Convention de compte courant : ce que la pratique impose
Aucune loi n’oblige à rédiger une convention de compte courant d’associé. En théorie, un simple virement suffit. En pratique, l’absence de convention écrite expose à trois problèmes concrets.
Le premier : en cas de conflit entre associés, prouver les conditions de remboursement (délai, préavis, priorité) devient très compliqué sans document signé. Le second : l’administration fiscale peut requalifier une avance non documentée en avantage occulte, même si la jurisprudence récente du Conseil d’État tend à exclure cette requalification quand la présomption de remboursabilité est établie.
Le troisième problème concerne la rémunération. Si l’associé perçoit des intérêts sans convention, le taux appliqué et sa déductibilité fiscale pour la société deviennent contestables.

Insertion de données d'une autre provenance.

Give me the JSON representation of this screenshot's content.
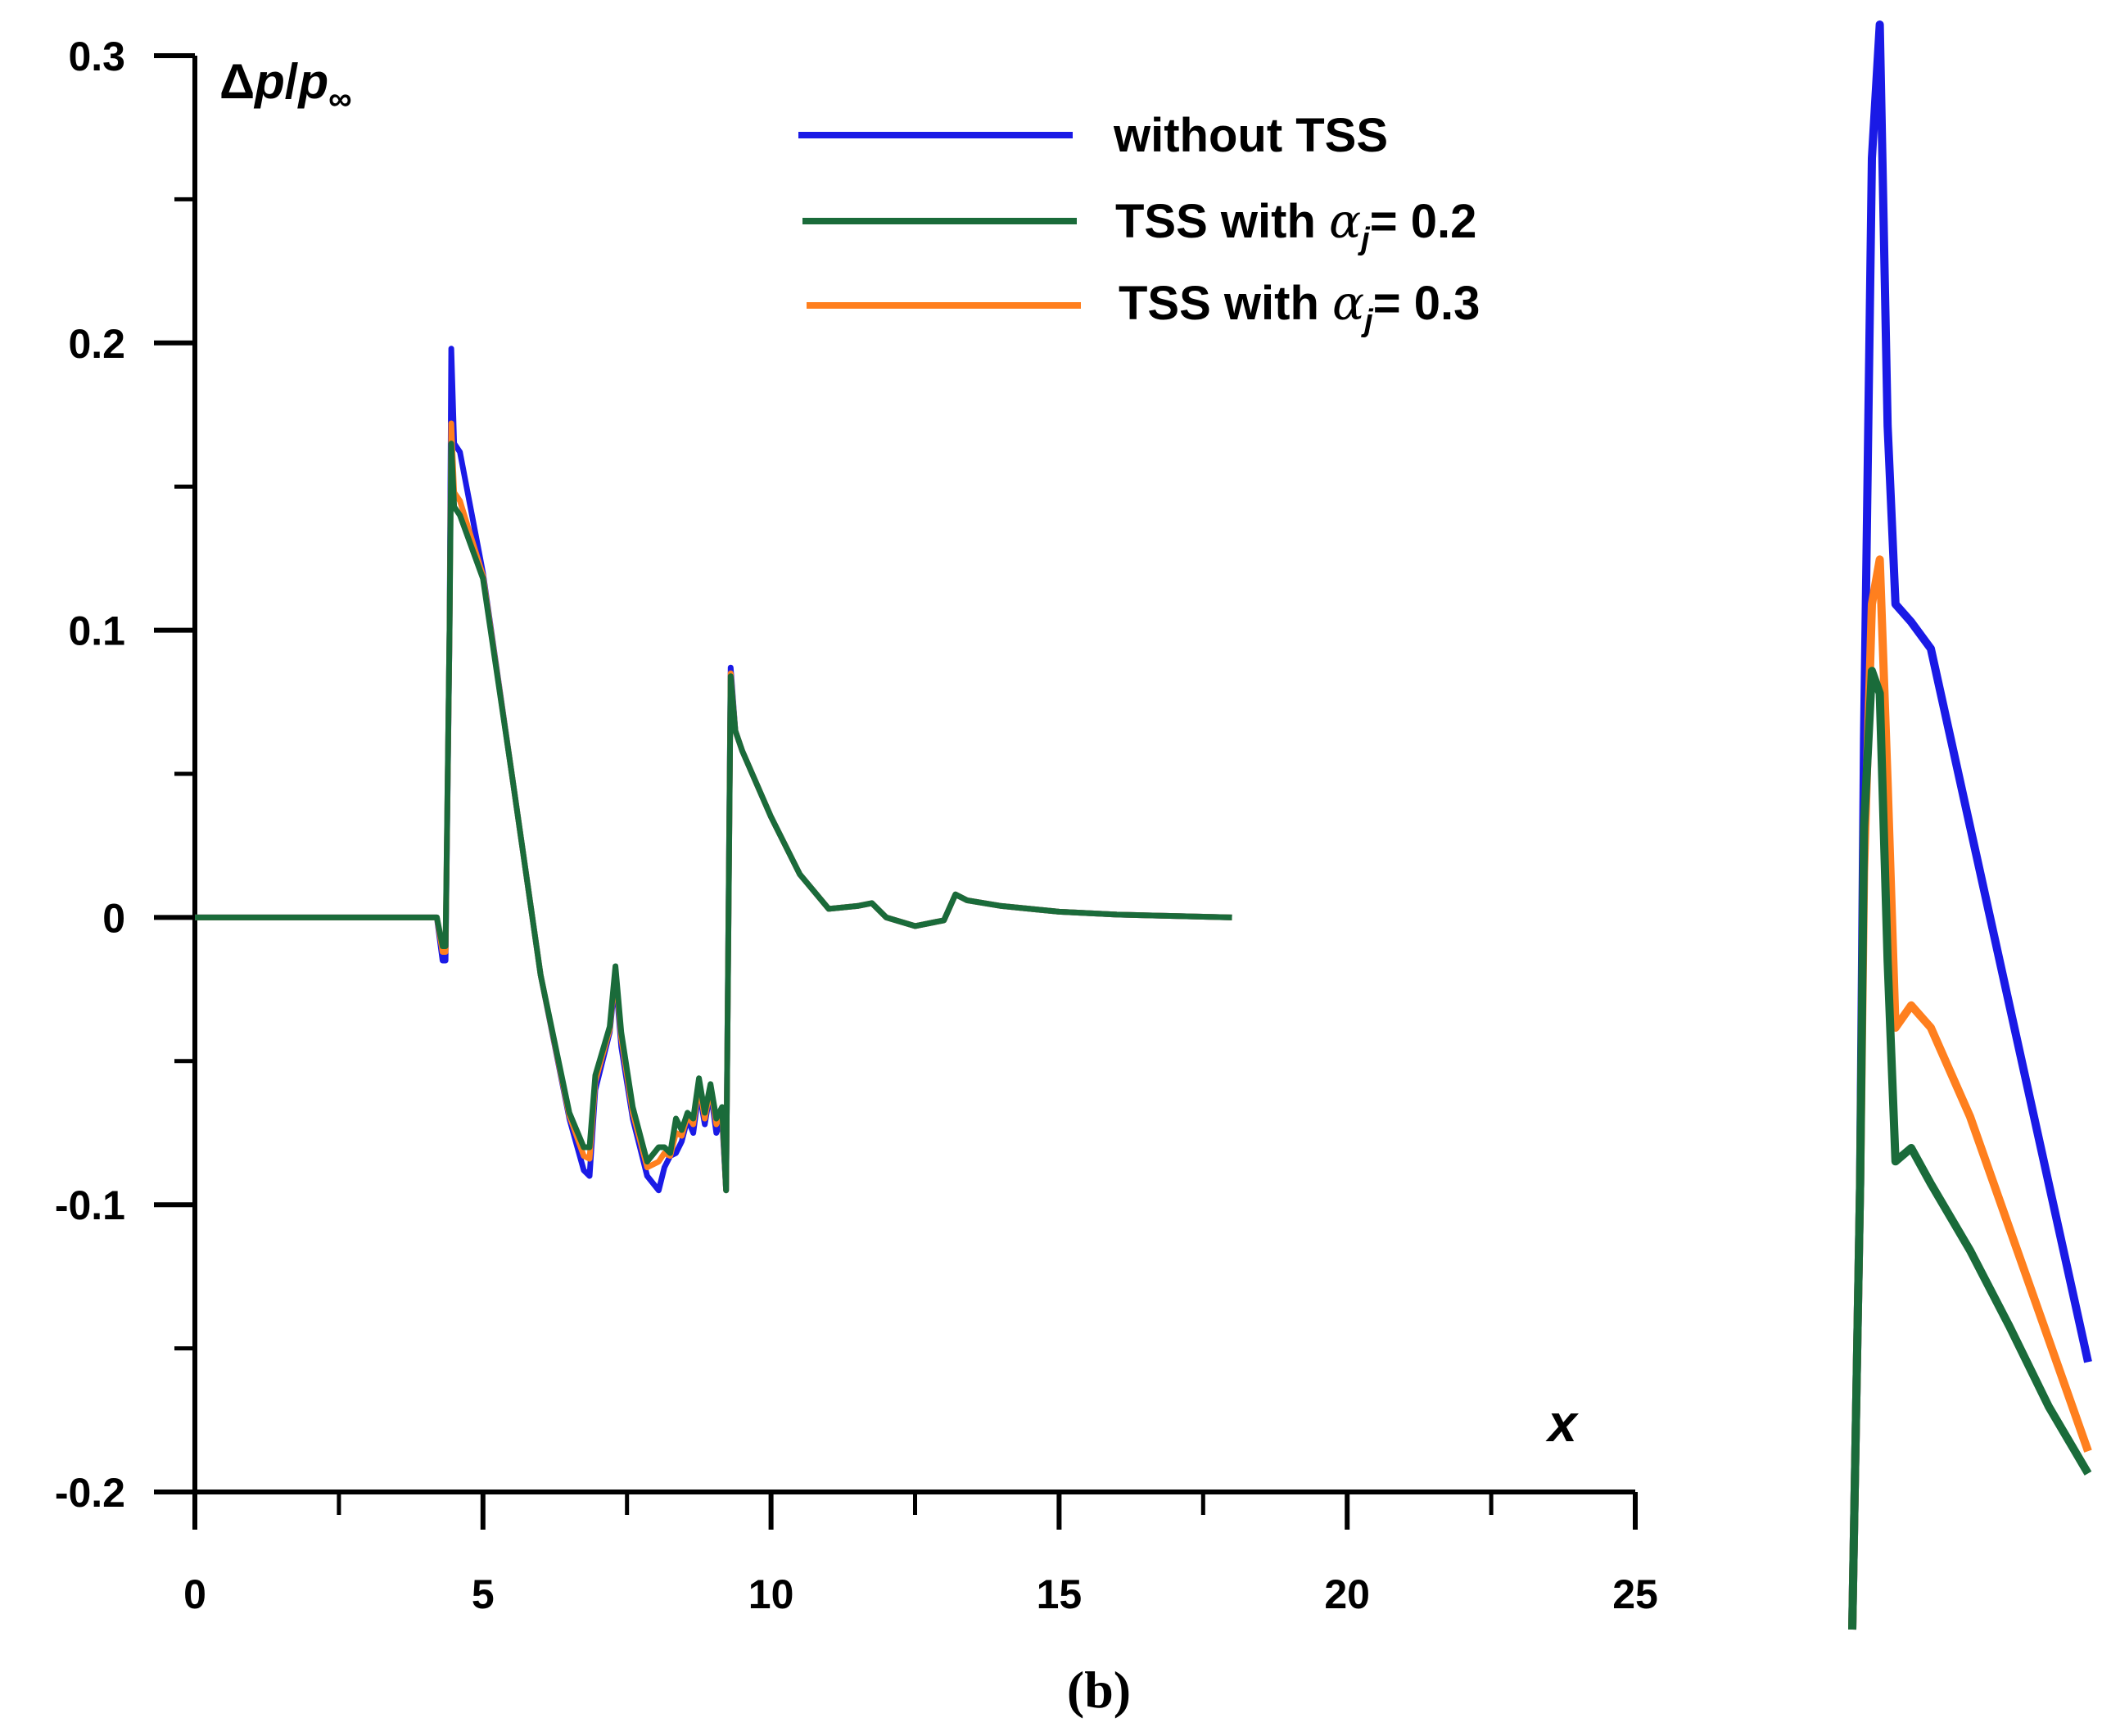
{
  "chart_data": {
    "type": "line",
    "title": "",
    "caption": "(b)",
    "ylabel": {
      "delta": "Δ",
      "p": "p",
      "slash": "/",
      "p2": "p",
      "sub": "∞"
    },
    "xlabel": "x",
    "xlim": [
      0,
      25
    ],
    "ylim": [
      -0.2,
      0.3
    ],
    "x_ticks": [
      0,
      5,
      10,
      15,
      20,
      25
    ],
    "x_tick_labels": [
      "0",
      "5",
      "10",
      "15",
      "20",
      "25"
    ],
    "y_ticks": [
      -0.2,
      -0.1,
      0,
      0.1,
      0.2,
      0.3
    ],
    "y_tick_labels": [
      "-0.2",
      "-0.1",
      "0",
      "0.1",
      "0.2",
      "0.3"
    ],
    "legend": {
      "placement": "top-center",
      "entries": [
        {
          "series": 0,
          "prefix": "without TSS",
          "alpha": "",
          "value": ""
        },
        {
          "series": 1,
          "prefix": "TSS with ",
          "alpha": "α",
          "sub": "j",
          "value": "= 0.2"
        },
        {
          "series": 2,
          "prefix": "TSS with ",
          "alpha": "α",
          "sub": "j",
          "value": "= 0.3"
        }
      ]
    },
    "series": [
      {
        "name": "without TSS",
        "color": "#1a1ae6",
        "x": [
          0,
          4.2,
          4.3,
          4.35,
          4.42,
          4.45,
          4.5,
          4.6,
          5.0,
          5.5,
          6.0,
          6.5,
          6.75,
          6.85,
          6.95,
          7.2,
          7.3,
          7.4,
          7.6,
          7.85,
          8.05,
          8.15,
          8.25,
          8.35,
          8.45,
          8.55,
          8.65,
          8.75,
          8.85,
          8.95,
          9.05,
          9.15,
          9.22,
          9.3,
          9.38,
          9.5,
          10.0,
          10.5,
          11.0,
          11.5,
          11.75,
          12.0,
          12.5,
          13.0,
          13.2,
          13.4,
          14.0,
          15.0,
          16.0,
          17.0,
          18.0
        ],
        "y": [
          0,
          0,
          -0.015,
          -0.015,
          0.1,
          0.198,
          0.165,
          0.162,
          0.12,
          0.05,
          -0.02,
          -0.07,
          -0.088,
          -0.09,
          -0.06,
          -0.04,
          -0.02,
          -0.045,
          -0.07,
          -0.09,
          -0.095,
          -0.087,
          -0.083,
          -0.082,
          -0.078,
          -0.07,
          -0.075,
          -0.06,
          -0.072,
          -0.06,
          -0.075,
          -0.07,
          -0.095,
          0.087,
          0.065,
          0.058,
          0.035,
          0.015,
          0.003,
          0.004,
          0.005,
          0.0,
          -0.003,
          -0.001,
          0.008,
          0.006,
          0.004,
          0.002,
          0.001,
          0.0005,
          0.0
        ]
      },
      {
        "name": "TSS with αj= 0.2",
        "color": "#1a6b3a",
        "x": [
          0,
          4.2,
          4.3,
          4.35,
          4.42,
          4.45,
          4.5,
          4.6,
          5.0,
          5.5,
          6.0,
          6.5,
          6.75,
          6.85,
          6.95,
          7.2,
          7.3,
          7.4,
          7.6,
          7.85,
          8.05,
          8.15,
          8.25,
          8.35,
          8.45,
          8.55,
          8.65,
          8.75,
          8.85,
          8.95,
          9.05,
          9.15,
          9.22,
          9.3,
          9.38,
          9.5,
          10.0,
          10.5,
          11.0,
          11.5,
          11.75,
          12.0,
          12.5,
          13.0,
          13.2,
          13.4,
          14.0,
          15.0,
          16.0,
          17.0,
          18.0
        ],
        "y": [
          0,
          0,
          -0.01,
          -0.01,
          0.1,
          0.165,
          0.143,
          0.14,
          0.118,
          0.05,
          -0.02,
          -0.068,
          -0.08,
          -0.08,
          -0.055,
          -0.038,
          -0.017,
          -0.04,
          -0.066,
          -0.085,
          -0.08,
          -0.08,
          -0.082,
          -0.07,
          -0.074,
          -0.068,
          -0.07,
          -0.056,
          -0.068,
          -0.058,
          -0.07,
          -0.066,
          -0.095,
          0.084,
          0.065,
          0.058,
          0.035,
          0.015,
          0.003,
          0.004,
          0.005,
          0.0,
          -0.003,
          -0.001,
          0.008,
          0.006,
          0.004,
          0.002,
          0.001,
          0.0005,
          0.0
        ]
      },
      {
        "name": "TSS with αj= 0.3",
        "color": "#ff7f1e",
        "x": [
          0,
          4.2,
          4.3,
          4.35,
          4.42,
          4.45,
          4.5,
          4.6,
          5.0,
          5.5,
          6.0,
          6.5,
          6.75,
          6.85,
          6.95,
          7.2,
          7.3,
          7.4,
          7.6,
          7.85,
          8.05,
          8.15,
          8.25,
          8.35,
          8.45,
          8.55,
          8.65,
          8.75,
          8.85,
          8.95,
          9.05,
          9.15,
          9.22,
          9.3,
          9.38,
          9.5,
          10.0,
          10.5,
          11.0,
          11.5,
          11.75,
          12.0,
          12.5,
          13.0,
          13.2,
          13.4,
          14.0,
          15.0,
          16.0,
          17.0,
          18.0
        ],
        "y": [
          0,
          0,
          -0.012,
          -0.012,
          0.1,
          0.172,
          0.148,
          0.145,
          0.119,
          0.05,
          -0.02,
          -0.069,
          -0.083,
          -0.084,
          -0.057,
          -0.039,
          -0.018,
          -0.042,
          -0.068,
          -0.087,
          -0.085,
          -0.082,
          -0.083,
          -0.075,
          -0.076,
          -0.069,
          -0.072,
          -0.058,
          -0.07,
          -0.059,
          -0.072,
          -0.068,
          -0.095,
          0.085,
          0.065,
          0.058,
          0.035,
          0.015,
          0.003,
          0.004,
          0.005,
          0.0,
          -0.003,
          -0.001,
          0.008,
          0.006,
          0.004,
          0.002,
          0.001,
          0.0005,
          0.0
        ]
      }
    ],
    "inset": {
      "description_free": true,
      "xlim": [
        4.4,
        5.0
      ],
      "ylim": [
        -0.05,
        0.31
      ],
      "series": [
        {
          "name": "without TSS",
          "x": [
            4.4,
            4.42,
            4.43,
            4.45,
            4.47,
            4.49,
            4.51,
            4.55,
            4.6,
            4.7,
            4.8,
            4.9,
            5.0
          ],
          "y": [
            -0.05,
            0.05,
            0.15,
            0.28,
            0.31,
            0.22,
            0.18,
            0.176,
            0.17,
            0.13,
            0.09,
            0.05,
            0.01
          ]
        },
        {
          "name": "TSS with αj= 0.3",
          "x": [
            4.4,
            4.42,
            4.43,
            4.45,
            4.47,
            4.49,
            4.51,
            4.55,
            4.6,
            4.7,
            4.8,
            4.9,
            5.0
          ],
          "y": [
            -0.05,
            0.05,
            0.12,
            0.18,
            0.19,
            0.14,
            0.085,
            0.09,
            0.085,
            0.065,
            0.04,
            0.015,
            -0.01
          ]
        },
        {
          "name": "TSS with αj= 0.2",
          "x": [
            4.4,
            4.42,
            4.43,
            4.45,
            4.47,
            4.49,
            4.51,
            4.55,
            4.6,
            4.7,
            4.8,
            4.9,
            5.0
          ],
          "y": [
            -0.05,
            0.05,
            0.13,
            0.165,
            0.16,
            0.1,
            0.055,
            0.058,
            0.05,
            0.035,
            0.018,
            0.0,
            -0.015
          ]
        }
      ]
    }
  }
}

Une convention solide précise au minimum :
- Le montant initial de l’avance et les modalités d’abondement futur
- Le taux d’intérêt retenu (plafonné par le taux fiscal maximal déductible, fixé à 4,31 % au premier trimestre 2026)
- Les conditions de remboursement : à première demande, avec préavis, ou après une durée de blocage définie
- Les éventuelles clauses de subordination si un prêt bancaire l’exige
Taux d’intérêt déductible et fiscalité du compte courant en 2026
La rémunération du compte courant d’associé n’a rien d’obligatoire. Quand elle existe, elle prend la forme d’intérêts versés par la société à l’associé prêteur.
Le taux maximum fiscalement déductible pour la société suit un plafond révisé chaque trimestre. Ce plafond est passé de 4,55 % au quatrième trimestre 2025 à 4,31 % au premier trimestre 2026. Les intérêts versés au-delà de ce taux restent dus à l’associé, mais la fraction excédentaire n’est pas déductible du résultat imposable de la société.
Côté associé personne physique, les intérêts perçus sont soumis au prélèvement forfaitaire unique de 30 % (impôt sur le revenu et prélèvements sociaux). L’option pour le barème progressif reste possible si elle est plus favorable.
Contrôles URSSAF sur les comptes courants en SCI
Un point de vigilance récent concerne les SCI soumises à l’impôt sur les sociétés. Les contrôles URSSAF se sont durcis sur les comptes courants importants et immobilisés sur longue durée. Le risque : une requalification de l’avance en apport en capital, ce qui perturbe l’équilibre patrimonial et peut entraîner un redressement.
Pour limiter ce risque, on veille à démontrer que le compte courant reste remboursable (mouvements réguliers, remboursements partiels documentés, convention prévoyant un échéancier).

Le compte courant d’associé reste un outil de financement rapide et flexible, à condition de le formaliser correctement et de surveiller les seuils fiscaux chaque trimestre. Associé à un plan de financement hybride mêlant aides publiques et dette bancaire, il transforme une simple avance de trésorerie en véritable levier de structuration financière.